Seoul issues algae warning for first time in four years
The municipal government said it is the first warning issued in the Seoul area of the Han since July 2008.
In a press briefing held yesterday at City Hall in Jung District, central Seoul, the city government announced the result of examination of five drinking water reservoirs near the Jamsil Underwater Weir in the Han River.
It said the index for chlorophyll and the number of blue-green algae cells exceeded the standard, marked from 14.3 to 34.2 milligrams per cubic meter for the chlorophyll and 1,180 to 4,470 cells per milliliter for the cells in five test sites.
The advisory warning was issued as the water has exceeded the standard twice in a week.
“Though the advisory warning is issued, the tap water for Seoul is safe as we have strengthened the water treatment,” a spokesman from the Seoul Metropolitan Government said.
“But we recommend people abstain from water activities in the Han River, especially those who have sensitive skin.”
The city government said the dominant toxin detected from the blue-green algae is Anabaena, a type of harmful bacteria.
Though massive algal blooms have spread in many rivers and key water sources nationwide, threatening the safety of drinking water, the government is struggling to cope with it.
The government has tried to use red clay to prevent algae from seeping into water purification plants.
The Paldang Water Quality Improvement Headquarters in Gyeonggi used 2.7 tons of red clay in the Paldang Dam reservoir on Aug. 2 and the Chuncheon city government also put red clay into Uiam Lake on Tuesday.
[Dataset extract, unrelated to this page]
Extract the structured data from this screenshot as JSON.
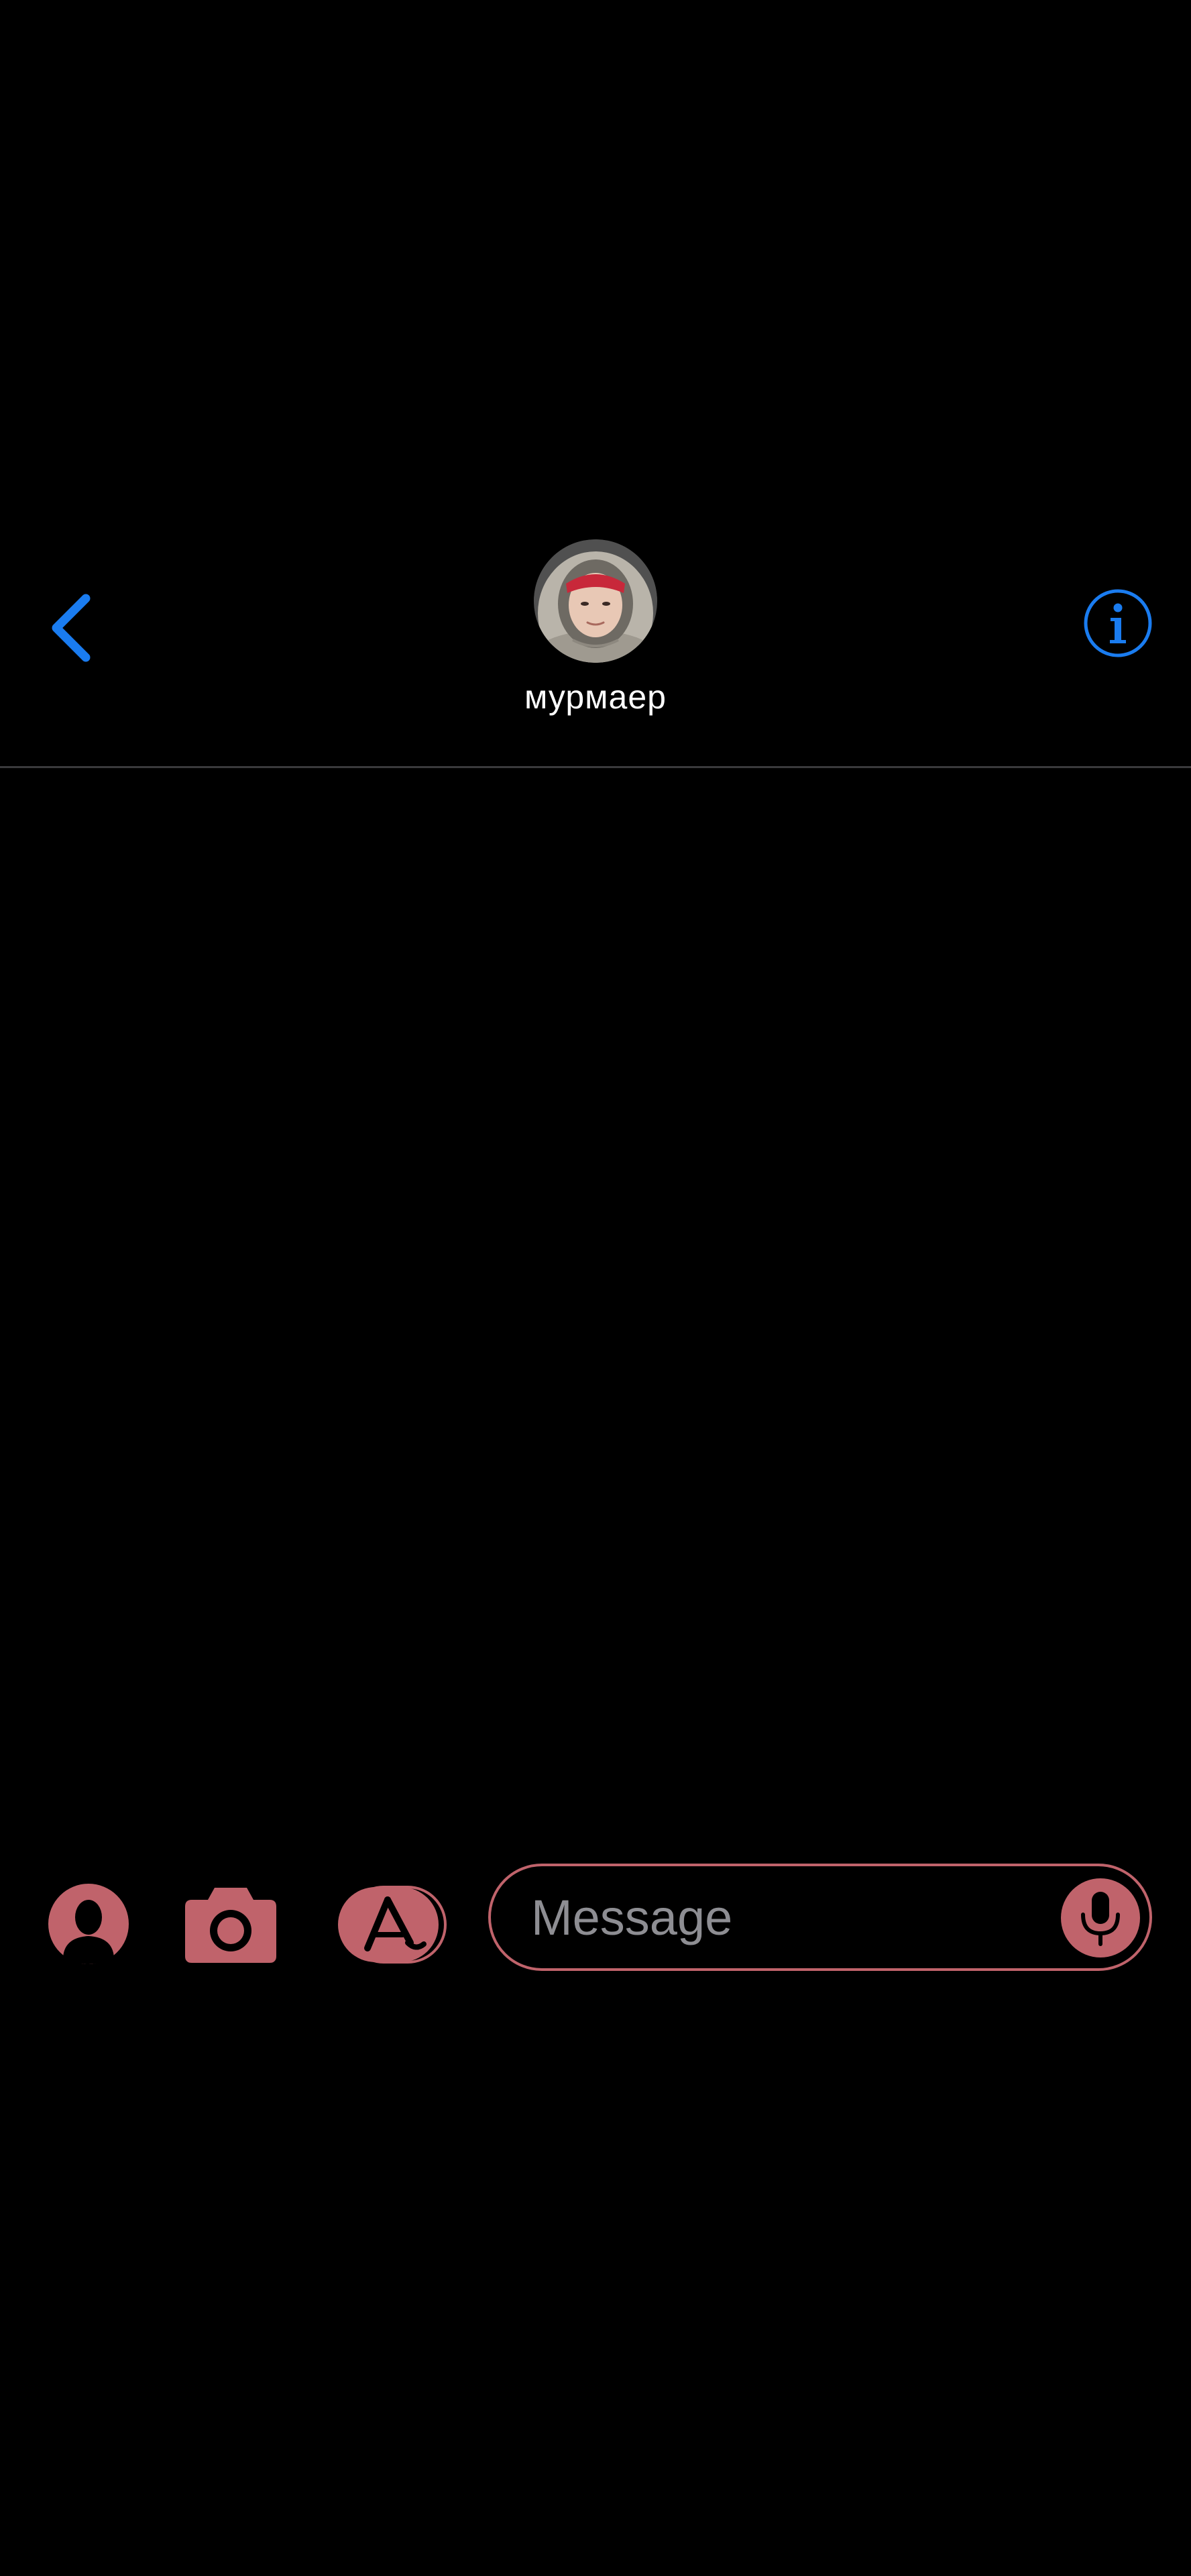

However, it isn’t considered a perfect solution because the clay might produce secondary pollution, and is used in limited amounts
“[Red clay] only has temporary effects,” Lee Jae-jeong from the Paldang Water Quality Improvement told the JoongAng Ilbo. “We are trying to remove litter from the lake and tighten control on water pollution.”
Seoul citizens might just have to wait for the weather to change.
“The best thing for now is wishing for rain and for the temperature to drop,” said Hong Yong-seok, a researcher from the Korea Environment Institute.